Tous les Français écrivent un livre. Il y a des manuscrits dans toute la France, les commodes, les armoires, dans les bureaux d’architecte, les cabinets des médecins, les chambres d’étudiant, sous les lits des banquiers, cachés dans les culottes — comme des larmes. Partout, une ambition essaye de rugir, féérie plagiaire, prurits d’immortalité, enculages en Kansas… Il n’y a qu’à voir l’accumulation des manuscrits chez les éditeurs — du travail pour mille ans, à éplucher ces nombrils !
La NRF croule sous la demande : demande d’exister. C’est le secours littéraire, ONG pour bourgeois. Les gens font des relances au téléphone : ils veulent savoir pour quand sont prévues la gloire et les annuités. Les éditeurs travaillent pour dénicher des jonquilles dans la sciure. Et pour vendre. Pour corriger. Les manuscrits qu’ils refusent sont envoyés au pilori (mauvaises braises, grandes flammes !).
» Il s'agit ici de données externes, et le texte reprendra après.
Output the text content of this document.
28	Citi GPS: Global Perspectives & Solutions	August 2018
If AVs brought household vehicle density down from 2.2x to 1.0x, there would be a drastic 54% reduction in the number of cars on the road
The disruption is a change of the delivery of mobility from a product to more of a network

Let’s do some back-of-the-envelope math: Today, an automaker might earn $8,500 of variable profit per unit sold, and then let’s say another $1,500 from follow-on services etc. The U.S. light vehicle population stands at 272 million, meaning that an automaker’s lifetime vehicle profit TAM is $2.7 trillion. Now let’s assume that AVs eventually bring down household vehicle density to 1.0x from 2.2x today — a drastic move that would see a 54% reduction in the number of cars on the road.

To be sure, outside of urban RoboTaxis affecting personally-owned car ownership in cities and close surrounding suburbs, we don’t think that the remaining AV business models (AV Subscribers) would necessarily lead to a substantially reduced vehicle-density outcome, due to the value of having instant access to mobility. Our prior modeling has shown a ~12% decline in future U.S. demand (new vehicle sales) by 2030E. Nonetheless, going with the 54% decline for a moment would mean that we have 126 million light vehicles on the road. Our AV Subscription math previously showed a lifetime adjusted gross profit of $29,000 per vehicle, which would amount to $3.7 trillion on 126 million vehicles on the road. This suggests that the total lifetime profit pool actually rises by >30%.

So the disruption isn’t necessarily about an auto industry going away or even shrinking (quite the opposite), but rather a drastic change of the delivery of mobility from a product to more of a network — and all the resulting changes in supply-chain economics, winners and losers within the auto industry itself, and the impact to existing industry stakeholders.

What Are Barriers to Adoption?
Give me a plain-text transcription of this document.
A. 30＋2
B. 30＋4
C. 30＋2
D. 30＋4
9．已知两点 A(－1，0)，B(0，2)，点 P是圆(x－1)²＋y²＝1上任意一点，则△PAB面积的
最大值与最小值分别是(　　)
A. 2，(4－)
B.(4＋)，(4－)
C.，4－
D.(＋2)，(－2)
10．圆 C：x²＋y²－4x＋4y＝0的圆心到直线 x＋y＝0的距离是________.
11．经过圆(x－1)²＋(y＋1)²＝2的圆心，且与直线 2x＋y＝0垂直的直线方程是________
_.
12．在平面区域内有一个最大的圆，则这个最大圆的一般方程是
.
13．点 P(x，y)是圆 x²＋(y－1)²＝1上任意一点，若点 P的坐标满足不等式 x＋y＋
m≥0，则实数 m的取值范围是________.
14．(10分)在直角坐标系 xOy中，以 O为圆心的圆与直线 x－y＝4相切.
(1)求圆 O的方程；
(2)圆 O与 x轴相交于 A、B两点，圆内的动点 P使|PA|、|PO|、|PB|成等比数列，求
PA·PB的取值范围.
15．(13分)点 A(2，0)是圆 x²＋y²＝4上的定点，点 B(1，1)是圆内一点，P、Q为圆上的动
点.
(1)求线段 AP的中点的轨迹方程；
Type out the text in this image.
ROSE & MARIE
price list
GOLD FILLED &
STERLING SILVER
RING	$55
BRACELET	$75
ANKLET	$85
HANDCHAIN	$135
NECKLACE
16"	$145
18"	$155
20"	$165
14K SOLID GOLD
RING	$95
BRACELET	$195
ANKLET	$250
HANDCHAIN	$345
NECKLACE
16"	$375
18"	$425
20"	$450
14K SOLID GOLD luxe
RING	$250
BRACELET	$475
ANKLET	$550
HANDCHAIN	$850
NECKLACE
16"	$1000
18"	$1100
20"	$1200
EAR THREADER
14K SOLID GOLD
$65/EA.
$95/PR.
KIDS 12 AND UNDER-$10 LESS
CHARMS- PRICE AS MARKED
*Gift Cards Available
Il y a des éditeurs qui font leur beurre là-dessus : « à compte d’auteur », ils s’appellent. Ceux-là proposent au poète de payer pour être génial : distribution garantie, émissions télévisées, etc. Le poète signe et boit du champagne. Il émet un chèque sans le dire à personne : trois mille euros, adieu veau, vache, vacances ! Il fluctue sa copine sans l’avertir pour le Codevi. Il tente la levrette, mais elle lui signifie qu’il ne faut pas exagérer. Ça attendra le Goncourt. Et puis, les illusions se perdent : les émissions ne viennent jamais. L’éditeur a changé de numéro de téléphone. Le gars joue les princes : ce qu’il a écrit était en avance, trop percutant. Il pense qu’ils vont se rendre compte. « Après tout, pense-t-il, René Char a publié à compte d’auteur avant que son Acquis par la conscience ne tombe entre les mains d’Eluard. » Mais le Salon du livre passe et il n’est pas invité. Eluard, mort, ne téléphonera jamais. Il ne reste qu’à mentir sur les chiffres, sans trop en faire : « J’en ai vendu mille… ». Même les mensonges ne bandent pas. Les éditeurs à compte d’auteur se nourrissent de la vanité. Ils sont payés par la vanité. Pour les autres, la situation est difficile : tablettes numériques, traductions à gros tirages, agents littéraires… Eux ils la rémunèrent, la vanité. Il y a tellement de manuscrits dans leurs remises qu’ils ne savent plus comment s’en tirer. Le Minotaure erre dans un labyrinthe de solutions de vente ; Ariane a ligoté Thésée. Nouvelle colère, orgueil pacifiste, cynique… Tout le monde écrit, personne ne lit.